The available data indicates that, on an average, the maximum number of RTI applications per branch received by a PSU Bank during this period is an ‘astronomically high’ 2.25 applications for Allahabad Bank followed by the Bank of Baroda at an average of 2 RTI applications per branch. Several Banks have received an average of less than 1 RTI application per Branch during this period. Of course this is only a statistical picture because some branches including the head office would have received many more applications than the average. Nevertheless the point that I am illustrating here is that work-wise there is simply no logic to the Committee's claim that the Banks are burdened by RTI applications. The RTI burden in those branches receiving more applications than others could be reduced by appointing more Public Information Officers. Surely Bankers know this solution better than their customers.
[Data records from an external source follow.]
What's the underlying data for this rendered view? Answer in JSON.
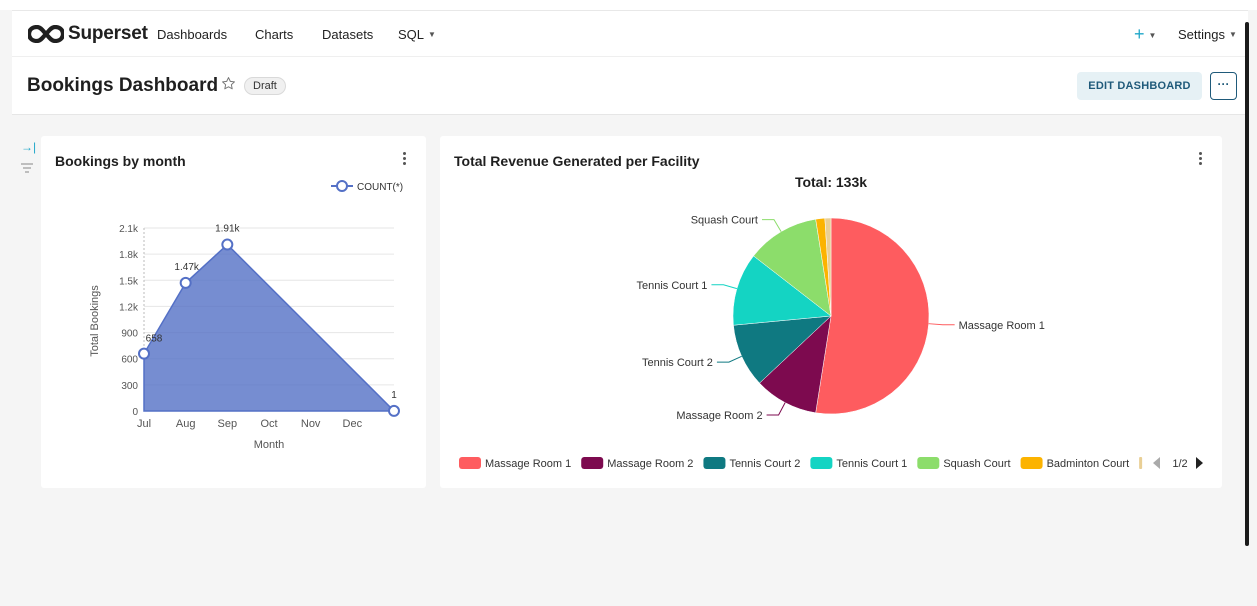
{
  "navbar": {
    "brand": "Superset",
    "items": [
      {
        "label": "Dashboards"
      },
      {
        "label": "Charts"
      },
      {
        "label": "Datasets"
      },
      {
        "label": "SQL"
      }
    ],
    "plus_label": "+",
    "settings_label": "Settings"
  },
  "dashboard": {
    "title": "Bookings Dashboard",
    "status_badge": "Draft",
    "edit_button": "EDIT DASHBOARD",
    "more_button": "···"
  },
  "colors": {
    "accent": "#20a7c9",
    "area_fill": "#5470c6"
  },
  "chart_data": [
    {
      "type": "area",
      "title": "Bookings by month",
      "legend": [
        "COUNT(*)"
      ],
      "xlabel": "Month",
      "ylabel": "Total Bookings",
      "x_ticks": [
        "Jul",
        "Aug",
        "Sep",
        "Oct",
        "Nov",
        "Dec"
      ],
      "y_ticks": [
        "0",
        "300",
        "600",
        "900",
        "1.2k",
        "1.5k",
        "1.8k",
        "2.1k"
      ],
      "ylim": [
        0,
        2100
      ],
      "xlim": [
        7,
        13
      ],
      "points": [
        {
          "x": 7,
          "y": 658,
          "label": "658"
        },
        {
          "x": 8,
          "y": 1470,
          "label": "1.47k"
        },
        {
          "x": 9,
          "y": 1910,
          "label": "1.91k"
        },
        {
          "x": 13,
          "y": 1,
          "label": "1"
        }
      ]
    },
    {
      "type": "pie",
      "title": "Total Revenue Generated per Facility",
      "subtitle": "Total: 133k",
      "slices": [
        {
          "name": "Massage Room 1",
          "value": 52.5,
          "color": "#fe5c5f"
        },
        {
          "name": "Massage Room 2",
          "value": 10.5,
          "color": "#7d0a4f"
        },
        {
          "name": "Tennis Court 2",
          "value": 10.5,
          "color": "#0f7981"
        },
        {
          "name": "Tennis Court 1",
          "value": 12,
          "color": "#14d4c3"
        },
        {
          "name": "Squash Court",
          "value": 12,
          "color": "#8cdd6b"
        },
        {
          "name": "Badminton Court",
          "value": 1.5,
          "color": "#fcb300"
        },
        {
          "name": "",
          "value": 1.0,
          "color": "#e9cf95"
        }
      ],
      "legend_page": "1/2"
    }
  ]
}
Further, the highest percentage of rejection of RTI applications in the same year was 52.9% by the State Bank of Hyderabad followed by 41.5% by Vijaya Bank. Corporation bank alone had not rejected a single RTI application and the lowest rejection rate was 6.4% for the UCO Bank. Most other PSU Banks had rejected between 13%-50% of the RTI applications.
With such low average figures for receipt of RTI applications and such high rejections rates, it is not clear how the RTI Act can be treated as a constraint on the governance of public sector Banks. The Committee has simply failed to explain its point.
Information About Non-Performing Assets:
The Committee starts its Report by stating that the financial position of PSU Banks is fragile and that capital is significantly eroded with the proportion of stressed assets rising rapidly. The obvious reference here is to bad loans that these banks have given out in the past. The size of the non-performing assets (NPAs) of these 20 Banks as on March 2013 as reported by the RBI is high.
When I filed two rounds of requests for information about NPAs of 10 PSU Banks, almost every Bank rejected the request on grounds of commercial confidence, fiduciary relationship (that much abused exemption) and/or personal privacy (2 Banks have not replied yet). So these Banks are not willing to reveal to citizens who deposit their hard earned money with them as to who has defaulted on loans. Yet the Committee goes ahead and reports that the RTI Act is a constraint on the governance of PSU Banks. Of course I will be appealing some of these decisions of rejection and the resolution of the dispute will be a five-year plan going by the pendency and delays at the CIC.
What we as citizens need to debate and oppose is this trend of blaming everything bad on the RTI Act. No Bank secrets have been disclosed under the RTI Act till date. This shows the strength of the legitimate exemptions under the RTI Act which the Committee fails to recognise. We as civil society actors must challenge the Banks to show how RTI has adversely affected their performance in objective terms. Until then such criticism of the RTI Act must be treated as merely a case of overflowing of the bile due to an unhealthy lifestyle. We could however wish them- Munnabhai style: “Get well soon”.
The remaining Banks have sent their reply. Union Bank at least provide me the total amount of NPAs against the top 20 defaulters which is Rs. 3,350 crores. The entire set of NPAs has been restructured. Indian Overseas Bank has taken the trouble of giving a detailed reply while rejecting my request. I will be filing the necessary appeal of course.